Ich bin so frei, Cleanthes, erwiderte Demea, Euch zu sagen, daß ich von Anfang an Eurem Schluß bezüglich der Ähnlichkeit der Gottheit mit dem Menschen nicht zustimmen konnte; noch weniger kann ich den Mitteln zustimmen, wodurch Ihr dieselbe zu begründen sucht. – Wie, keine Demonstration des Daseins Gottes? Keine abstrakten Argumente? Keine Beweise a priori? Sind diese, worauf bisher von den Philosophen so viel Gewicht gelegt worden ist, nichts als Trugschlüsse und Sophismen? Können wir in dieser Sache nicht über Erfahrung und Wahrscheinlichkeit hinausgehen? Ich will nicht sagen, daß dies Verrat an der Sache der Gottheit ist; aber sicherlich gebt Ihr durch diese übertriebene Nachgiebigkeit den Atheisten Vorteile, welche sie bloß durch die Stärke ihrer Argumentation niemals erreichen würden.

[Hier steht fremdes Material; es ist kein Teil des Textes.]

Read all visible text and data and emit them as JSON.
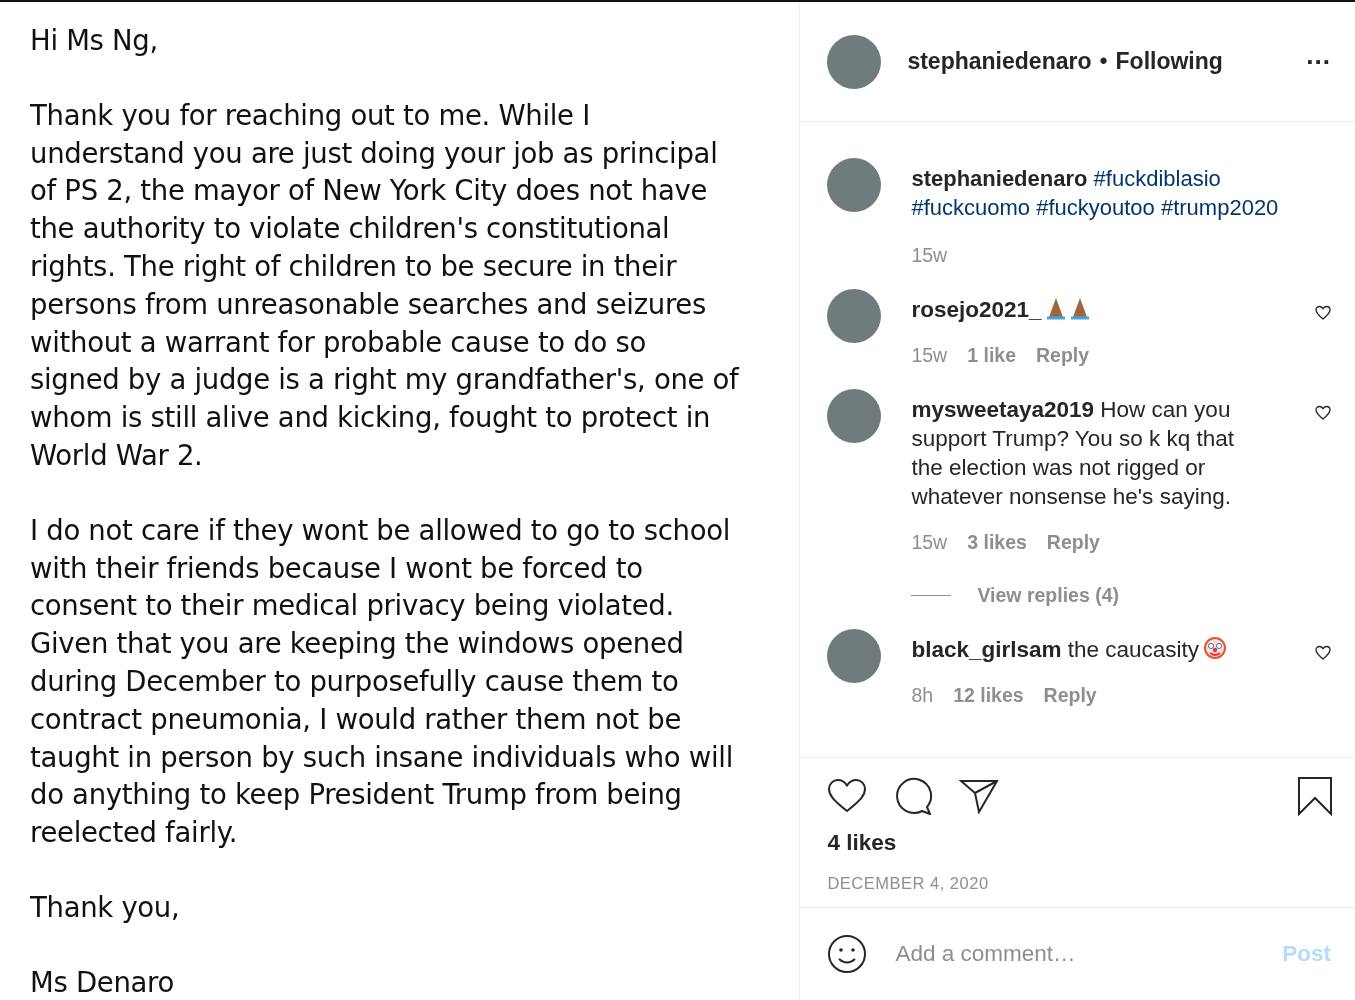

Was in dieser Sache mir am meisten Anstoß gibt, sagte Philo, ist nicht so sehr, daß alle die Religion betreffenden Argumente von Cleanthes auf Erfahrung zurückgeführt werden, als daß sie auch unter den Argumenten dieser Gattung nicht eben die sichersten und unwiderleglichsten zu sein scheinen. Daß ein Stein fällt, daß Feuer brennt, daß die Erde Solidität hat, haben wir tausendmal wahrgenommen; und wenn irgendein neuer Fall dieser Art vorliegt, ziehen wir ohne Zögern den gewohnten Schluß. Die genaue Gleichartigkeit der Fälle gibt uns eine vollkommene Gewißheit eines gleichen Erfolgs, und ein stärkerer Beweis wird nie erwartet oder gesucht. Aber wo man im geringsten von dieser Gleichartigkeit abgeht, vermindert man entsprechend die Evidenz und kommt zuletzt auf eine sehr schwache Analogie, die eingestandenermaßen dem Irrtum und der Ungewißheit unterliegt. Nachdem wir den Blutumlauf in menschlichen Geschöpfen beobachtet haben, zweifeln wir nicht, daß er in Titius und Mävius stattfindet; aber aus dem Umlauf in Fröschen und Fischen ergibt sich bloß eine Präsumtion, wenn auch eine starke, aus der Analogie, daß er auch im Menschen und andern Tieren stattfindet. Der Analogiebeweis ist viel schwächer, wenn wir den Saftumlauf in Pflanzen aus dem beobachteten Blutumlauf in Tieren erschließen, und diejenigen, welche dieser unvollkommenen Analogie schnell Folge geben, sind durch genauere Beobachtung des Irrtums überführt worden.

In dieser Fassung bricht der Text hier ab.